Where the movie goes after these crucial turning points is something I'd rather not spoil, even though I know I've already revealed two-thirds of the film. Is the movie religious in tone? I think it is: it deals with questions like justice, forgiveness, compassion, and mercy. It even brings up something akin to the ancient religious idea of the scapegoat—that onto which the sins and anger of a village are piled before the scapegoat is run out of town.

Speaking of tone: "Three Billboards" is being listed as a drama, but the dialogue and situations are often hilarious. I began to wonder, while I was watching the movie, whether the story was meant to be some sort of black comedy. I'd call the movie more of a dramedy than a drama. In line with that, I was impressed by the comic timing of everyone involved: Frances McDormand is hilariously biting; Woody Harrelson makes us smile with his mixture of kindness and cynicism; Sam Rockwell, who has the thankless task of playing a Northerner's stereotype of a Southerner, comes off as comically tone-deaf until the moment he has his metanoia. There's been some controversy about the change that comes over Rockwell's Dixon, but I think the controversy has to do with whether you can imagine people changing or not. People who can't imagine such a deep change occurring will have trouble with Dixon.
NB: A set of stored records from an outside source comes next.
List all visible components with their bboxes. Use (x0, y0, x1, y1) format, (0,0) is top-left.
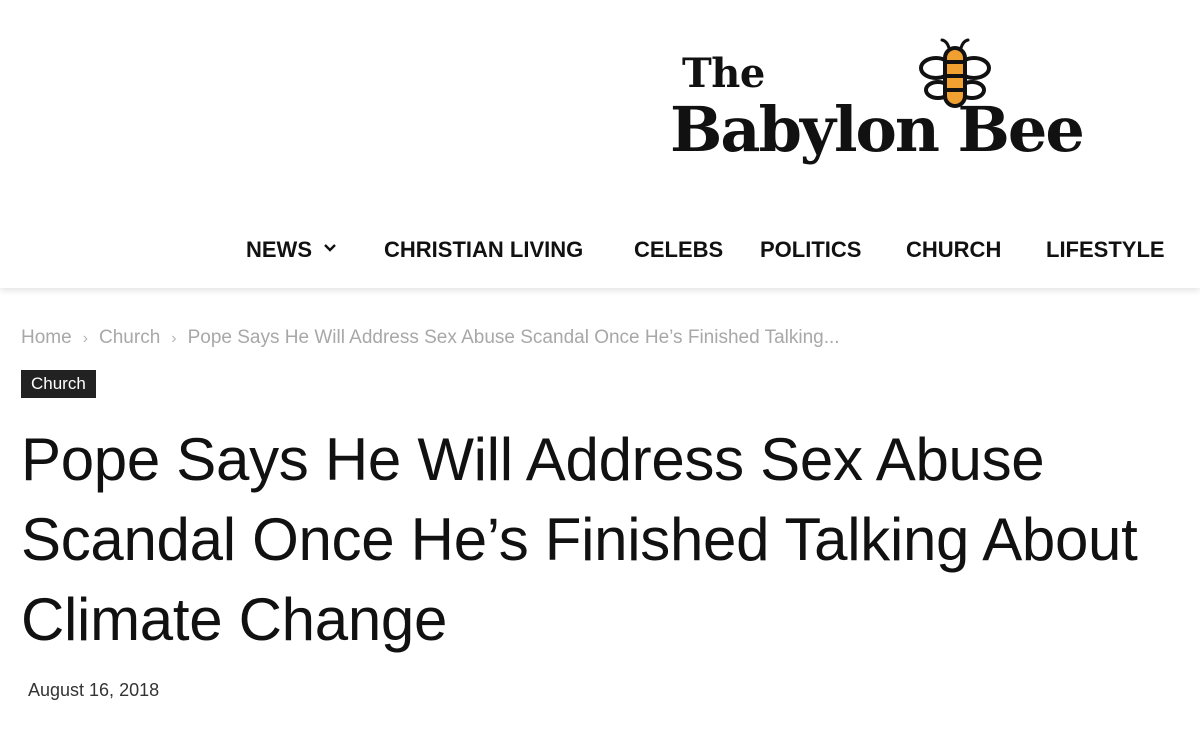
nav-item-label: LIFESTYLE (1046, 237, 1165, 262)
bee-icon (919, 38, 991, 108)
logo-text-name: Babylon Bee (670, 93, 1085, 166)
breadcrumb-home[interactable]: Home (21, 327, 72, 348)
nav-item-label: CHRISTIAN LIVING (384, 237, 584, 262)
nav-item-church[interactable]: CHURCH (906, 236, 1001, 264)
nav-item-celebs[interactable]: CELEBS (634, 236, 723, 264)
chevron-down-icon (324, 244, 336, 252)
category-badge[interactable]: Church (21, 370, 96, 398)
article-title: Pope Says He Will Address Sex Abuse Scan… (21, 426, 1138, 653)
site-header: The Babylon Bee NEWS CHRISTIAN LIVING CE… (0, 0, 1200, 288)
nav-item-label: CELEBS (634, 237, 724, 262)
breadcrumb-separator: › (171, 330, 177, 347)
main-nav: NEWS CHRISTIAN LIVING CELEBS POLITICS CH… (0, 226, 1200, 274)
nav-item-label: CHURCH (906, 237, 1002, 262)
site-logo[interactable]: The Babylon Bee (668, 36, 1108, 176)
nav-item-label: POLITICS (760, 237, 862, 262)
nav-item-christian-living[interactable]: CHRISTIAN LIVING (384, 236, 583, 264)
breadcrumb-current: Pope Says He Will Address Sex Abuse Scan… (187, 327, 840, 348)
breadcrumb-separator: › (82, 330, 89, 347)
nav-item-lifestyle[interactable]: LIFESTYLE (1046, 236, 1165, 264)
article-date: August 16, 2018 (28, 680, 160, 700)
nav-item-label: NEWS (246, 237, 312, 262)
breadcrumb: Home › Church › Pope Says He Will Address Se… (21, 324, 840, 352)
nav-item-news[interactable]: NEWS (246, 236, 336, 264)
logo-text-the: The (682, 50, 765, 97)
nav-item-politics[interactable]: POLITICS (760, 236, 861, 264)
breadcrumb-church[interactable]: Church (99, 327, 160, 348)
Although I was left a bit confused by the movie's tone, I appreciated its mature openness to interpretation. The story can be approached from many different angles, and like the dark-side tree/cave in "The Empire Strikes Back," what you take out of the experience of watching "Three Billboards" has everything to do with what you take with you into the experience. Overall, I found the movie a worthwhile view—thought-provoking, heartfelt, populated with colorful characters, and worthy of discussion with close friends.

1 comment:

John from Daejeon said...

Several of the movies you have reviewed lately show just how far Hollywood's influence has waned. While they are decently constructed films, their lack of box office appeal showcases the fact that most films were once viewed as a way to leave our problems behind for a couple of hours of escapist entertainment. The ability of "Star Wars" to take us to faraway galaxies shows why it can still draw in 20% of the U.S. population while message films like "Lady Bird" and "Three Billboards" struggle to pull in 1.5% at $8.97 a ticket. No wonder why most of my students (and friends) are forgoing movies for video games that are a bigger bang for their buck as they can take a very long time to complete. There's also the facts that one game can be played and shared by many and you're not being beaten over the head with messages that you may not agree with or those that espouse them.

And with so few people actually viewing films these days, it might help explain why box office receipts no longer take into account the actual number of tickets sold as that would really shine a light on the situation and might possibly explain how the media was so wrong about the election of Hillary Clinton...err...Donald Trump to the presidency.